Another exception is for programs that are used as part of compilation: anything that must be compiled with other compilers in order to bootstrap the GNU compilation facilities. If these require the GNU compiler, then no one can compile them without having them installed already. That would be no good.
Do not ever use the "trigraph" feature of ANSI C.
ANSI C is widespread enough now that it is ok to write new programs that use ANSI C features (and therefore will not work in non-ANSI compilers). And if a program is already written in ANSI C, there's no need to convert it to support non-ANSI compilers.

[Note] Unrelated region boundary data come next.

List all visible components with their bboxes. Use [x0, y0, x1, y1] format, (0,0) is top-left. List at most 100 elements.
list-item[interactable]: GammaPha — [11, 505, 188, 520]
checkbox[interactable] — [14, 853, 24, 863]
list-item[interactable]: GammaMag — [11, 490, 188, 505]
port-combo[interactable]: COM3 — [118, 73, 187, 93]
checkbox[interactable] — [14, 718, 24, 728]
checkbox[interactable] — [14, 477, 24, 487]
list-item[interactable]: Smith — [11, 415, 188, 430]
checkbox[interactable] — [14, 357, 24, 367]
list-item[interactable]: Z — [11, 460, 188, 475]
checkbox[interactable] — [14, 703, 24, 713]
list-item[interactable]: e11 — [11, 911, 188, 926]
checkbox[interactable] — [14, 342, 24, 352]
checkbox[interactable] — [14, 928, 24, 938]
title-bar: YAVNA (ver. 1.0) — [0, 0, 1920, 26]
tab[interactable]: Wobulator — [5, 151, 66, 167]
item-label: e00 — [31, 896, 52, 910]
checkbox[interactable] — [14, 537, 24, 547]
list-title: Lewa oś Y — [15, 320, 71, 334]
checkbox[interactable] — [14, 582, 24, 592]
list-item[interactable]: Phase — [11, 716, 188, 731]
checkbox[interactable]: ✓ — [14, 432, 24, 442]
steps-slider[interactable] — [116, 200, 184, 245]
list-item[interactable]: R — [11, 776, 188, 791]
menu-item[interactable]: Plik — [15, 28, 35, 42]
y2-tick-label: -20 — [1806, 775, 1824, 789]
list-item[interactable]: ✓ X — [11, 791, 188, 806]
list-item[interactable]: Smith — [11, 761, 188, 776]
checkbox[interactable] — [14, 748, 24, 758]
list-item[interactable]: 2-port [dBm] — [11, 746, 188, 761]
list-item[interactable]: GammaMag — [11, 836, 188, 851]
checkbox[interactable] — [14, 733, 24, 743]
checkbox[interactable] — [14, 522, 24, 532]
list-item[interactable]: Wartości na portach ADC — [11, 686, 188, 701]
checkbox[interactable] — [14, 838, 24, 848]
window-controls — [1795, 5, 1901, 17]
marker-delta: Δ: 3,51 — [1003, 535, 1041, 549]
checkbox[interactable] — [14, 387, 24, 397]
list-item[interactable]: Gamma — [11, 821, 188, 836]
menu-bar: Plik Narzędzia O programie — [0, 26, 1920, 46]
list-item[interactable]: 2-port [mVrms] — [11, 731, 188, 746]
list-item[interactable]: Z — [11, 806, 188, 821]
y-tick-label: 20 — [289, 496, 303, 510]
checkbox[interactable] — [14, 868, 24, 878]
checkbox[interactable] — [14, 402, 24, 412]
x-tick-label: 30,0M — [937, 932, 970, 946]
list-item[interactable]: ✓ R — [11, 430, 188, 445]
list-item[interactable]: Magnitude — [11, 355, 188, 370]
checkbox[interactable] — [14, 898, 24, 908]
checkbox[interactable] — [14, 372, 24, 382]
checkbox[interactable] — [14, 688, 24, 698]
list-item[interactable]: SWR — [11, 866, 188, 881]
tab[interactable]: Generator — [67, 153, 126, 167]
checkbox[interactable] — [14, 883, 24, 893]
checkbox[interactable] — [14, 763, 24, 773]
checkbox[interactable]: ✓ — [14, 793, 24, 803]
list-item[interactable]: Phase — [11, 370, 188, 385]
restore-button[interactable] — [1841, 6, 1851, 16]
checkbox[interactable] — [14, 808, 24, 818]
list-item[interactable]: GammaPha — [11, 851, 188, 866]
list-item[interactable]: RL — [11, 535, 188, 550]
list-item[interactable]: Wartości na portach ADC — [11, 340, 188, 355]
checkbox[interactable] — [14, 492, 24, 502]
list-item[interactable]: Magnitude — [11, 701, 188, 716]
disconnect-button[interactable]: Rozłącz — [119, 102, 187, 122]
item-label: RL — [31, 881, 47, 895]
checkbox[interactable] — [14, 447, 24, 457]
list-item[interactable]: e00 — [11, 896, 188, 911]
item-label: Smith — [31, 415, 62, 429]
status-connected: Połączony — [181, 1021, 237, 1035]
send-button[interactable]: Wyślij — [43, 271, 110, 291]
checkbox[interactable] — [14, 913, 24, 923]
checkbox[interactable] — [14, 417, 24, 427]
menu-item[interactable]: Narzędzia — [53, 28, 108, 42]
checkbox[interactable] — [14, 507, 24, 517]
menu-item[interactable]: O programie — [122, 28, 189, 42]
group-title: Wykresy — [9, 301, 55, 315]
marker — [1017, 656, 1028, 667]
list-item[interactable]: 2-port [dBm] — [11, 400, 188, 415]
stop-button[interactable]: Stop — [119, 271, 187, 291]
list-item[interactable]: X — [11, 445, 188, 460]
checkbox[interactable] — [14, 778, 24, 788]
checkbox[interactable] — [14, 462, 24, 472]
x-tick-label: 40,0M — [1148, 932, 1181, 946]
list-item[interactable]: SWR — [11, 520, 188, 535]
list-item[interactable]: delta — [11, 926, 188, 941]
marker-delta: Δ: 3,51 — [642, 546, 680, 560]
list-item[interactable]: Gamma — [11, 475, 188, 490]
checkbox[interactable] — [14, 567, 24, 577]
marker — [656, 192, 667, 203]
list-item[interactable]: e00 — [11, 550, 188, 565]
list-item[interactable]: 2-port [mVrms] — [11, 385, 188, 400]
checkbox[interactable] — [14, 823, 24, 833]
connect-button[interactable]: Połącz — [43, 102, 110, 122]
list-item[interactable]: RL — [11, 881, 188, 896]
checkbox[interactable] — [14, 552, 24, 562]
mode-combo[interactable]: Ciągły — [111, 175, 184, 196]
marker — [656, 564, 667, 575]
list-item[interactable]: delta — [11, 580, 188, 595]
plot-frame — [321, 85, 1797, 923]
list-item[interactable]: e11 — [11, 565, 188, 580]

However, it is easy to support non-ANSI compilers in most programs, so you might still consider doing so when you write a program. Instead of writing function definitions in ANSI prototype form,
int foo (int x, int y) ...
write the definition in pre-ANSI style like this,
int foo (x, y) int x, y; ...
and use a separate declaration to specify the argument prototype:
int foo (int, int);
You need such a declaration anyway, in a header file, to get the benefit of ANSI C prototypes in all the files where the function is called. And once you have it, you lose nothing by writing the function definition in the pre-ANSI style.
If you don't know non-ANSI C, there's no need to learn it; just write in ANSI C.
Using a language other than C is like using a non-standard feature: it will cause trouble for users. Even if GCC supports the other language, users may find it inconvenient to have to install the compiler for that other language in order to build your program. So please write in C.